Nouveaux soucis pour la Générale. Le FMI revoit à la baisse ses prévisions de croissance. La SNCF souffle le chaud et le froid. Le solaire explose en France. Le prix des génériques baisse encore. Madrange serait à croquer !

Nouveaux soucis pour la Générale.
Après les commentaires de Nicolas Sarkozy sur la responsabilité des dirigeants, c'est une raison de plus pour mettre Daniel Bouton et les dirigeants de la banque sous pression avant le conseil d'administration de ce mercredi, dont le Figaro dresse le portrait des seize membres ! Alors qu'elle réalisait depuis quelques jours des vérifications, l'AMF (Autorité des marchés financiers) a annoncé hier qu'elle ouvrait une enquête sur le marché du titre Société Générale, rapporte les Echos. Robert A. Day, un homme d'affaires américain administrateur de la banque, avait vendu lui-même ou par l'intermédiaire de fondations plus de 100 millions d'euros de titres entre les 9 et 10 janvier et aurait cédé 40 millions supplémentaires le 18, soit deux jours seulement avant la révélation des énormes pertes. La Société Générale affirme que comme tout le Conseil d'administration, il n'était pas informé des pertes de trading de Jérôme Kerviel, ni même des deux milliards d'euros de dépréciation d'actifs liés à la crise des « subprimes ». Pour sa part, l'Adam, l'Association des actionnaires minoritaires dirigée par Colette Neuville, estime que l'observation des cours de l'action montre un net décrochement à partir du 14 janvier, qui semble indiqué qu'un certain nombre de personnes étaient au courant, soit des risques pris par le trader, soit des pertes liées aux crédits hypothécaires américains. Pendant ce temps les rumeurs de rachat vont bon train, malgré l'intervention du Premier ministre, monté au créneau pour préciser que le gouvernement était attentif à tout risque de déstabilisation. Plusieurs banques françaises et européennes apparaissent comme des candidats crédibles pour une offre amicale, remarque la Tribune ! Pour le Financial Times, BNP Paribas pourrait racheter la banque de détail, tandis que le Crédit Agricole pourrait s'emparer de la banque d'affaires... Le titre s'est apprécié de plus de 10% hier.

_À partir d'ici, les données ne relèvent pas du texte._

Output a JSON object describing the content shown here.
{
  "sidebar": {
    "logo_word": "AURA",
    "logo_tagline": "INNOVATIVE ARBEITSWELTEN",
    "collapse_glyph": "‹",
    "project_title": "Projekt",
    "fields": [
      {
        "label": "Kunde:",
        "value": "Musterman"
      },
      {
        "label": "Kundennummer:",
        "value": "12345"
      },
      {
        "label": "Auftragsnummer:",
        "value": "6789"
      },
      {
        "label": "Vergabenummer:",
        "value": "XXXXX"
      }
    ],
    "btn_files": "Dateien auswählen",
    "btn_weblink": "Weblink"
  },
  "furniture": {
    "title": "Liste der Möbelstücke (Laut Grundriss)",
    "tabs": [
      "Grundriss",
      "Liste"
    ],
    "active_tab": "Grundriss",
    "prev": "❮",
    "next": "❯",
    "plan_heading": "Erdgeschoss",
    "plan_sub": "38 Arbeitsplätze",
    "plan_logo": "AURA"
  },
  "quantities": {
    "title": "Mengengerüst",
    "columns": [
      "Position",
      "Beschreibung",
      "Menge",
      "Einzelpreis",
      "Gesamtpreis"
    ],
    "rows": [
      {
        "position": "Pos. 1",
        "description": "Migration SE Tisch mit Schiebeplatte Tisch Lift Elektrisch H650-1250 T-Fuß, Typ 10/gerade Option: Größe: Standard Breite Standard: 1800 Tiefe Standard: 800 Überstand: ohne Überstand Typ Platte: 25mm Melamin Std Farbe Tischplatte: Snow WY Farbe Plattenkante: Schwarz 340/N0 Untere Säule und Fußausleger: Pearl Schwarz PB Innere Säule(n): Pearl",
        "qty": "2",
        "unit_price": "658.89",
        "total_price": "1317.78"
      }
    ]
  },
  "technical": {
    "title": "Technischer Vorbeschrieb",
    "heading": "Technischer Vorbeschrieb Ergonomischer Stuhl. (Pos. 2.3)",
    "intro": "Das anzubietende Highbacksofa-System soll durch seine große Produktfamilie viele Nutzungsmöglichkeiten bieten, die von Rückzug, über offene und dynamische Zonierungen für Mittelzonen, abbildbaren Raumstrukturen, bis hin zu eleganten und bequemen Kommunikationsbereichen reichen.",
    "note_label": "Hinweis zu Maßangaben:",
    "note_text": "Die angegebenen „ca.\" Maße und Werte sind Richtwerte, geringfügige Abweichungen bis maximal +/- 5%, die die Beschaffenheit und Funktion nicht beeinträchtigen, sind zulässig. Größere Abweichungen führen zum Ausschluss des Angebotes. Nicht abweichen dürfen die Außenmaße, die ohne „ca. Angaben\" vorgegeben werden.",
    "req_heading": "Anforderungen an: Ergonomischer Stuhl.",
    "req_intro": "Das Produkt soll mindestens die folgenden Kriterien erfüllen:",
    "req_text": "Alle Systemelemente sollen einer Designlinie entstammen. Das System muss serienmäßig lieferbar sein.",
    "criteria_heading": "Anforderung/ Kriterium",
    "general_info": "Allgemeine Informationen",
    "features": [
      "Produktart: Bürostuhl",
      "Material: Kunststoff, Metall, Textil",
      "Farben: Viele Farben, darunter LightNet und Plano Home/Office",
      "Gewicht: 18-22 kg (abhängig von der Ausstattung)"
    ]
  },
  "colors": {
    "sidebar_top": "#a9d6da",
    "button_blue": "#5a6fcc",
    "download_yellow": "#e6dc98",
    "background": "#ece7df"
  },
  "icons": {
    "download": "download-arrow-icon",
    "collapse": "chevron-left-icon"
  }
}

Le FMI revoit à la baisse ses prévisions de croissance.
Le Fonds monétaire international attend une croissance mondiale légèrement au-dessus de 4% pour 2008 (4,1%), indiquent tous vos quotidiens. Alors que les dernières prévisions d'octobre faisaient état d'une croissance de 4,4%, l'institution acte la crise du crédit qui couve depuis quelques mois et défraye la chronique financière au gré des provisions et autres dépréciations qui apparaissent dans les bilans des établissements bancaires. Les Etats-Unis et les pays de la zone euro seront les plus touchés par cette révision, avec respectivement 1,5 et 1,6%, alors que les pays émergents, Chine, Inde, Russie et Brésil devraient encore tirer leur épingle du jeu avec des prévisions de 6,9%. Pour autant, le Fonds craint une extension de la crise financière vers ces pays, note les Echos. Dominique Strauss-Kahn, son directeur général, estime que les assouplissements monétaires, essentiellement opérés par la Fed - cette dernière devrait à nouveau baisser ses taux ce soir - ne seront pas suffisants pour préserver la croissance. Le FMI appelle les banques centrales à rester vigilantes en accompagnant la gestion des besoins en liquidités sur les marchés financiers, notamment par des actions conjointes. Mais il n'engage pas pour autant les banques à ouvrir grand les vannes et apporte son soutien à Jean-Claude Trichet, le président de la BCE, souligne la Tribune. Par la voix de son chef économiste pour la zone euro, le Fonds monétaire estime que les pressions inflationnistes demeurent une inquiétude et que le maintien des taux d'intérêts est approprié pour le moment.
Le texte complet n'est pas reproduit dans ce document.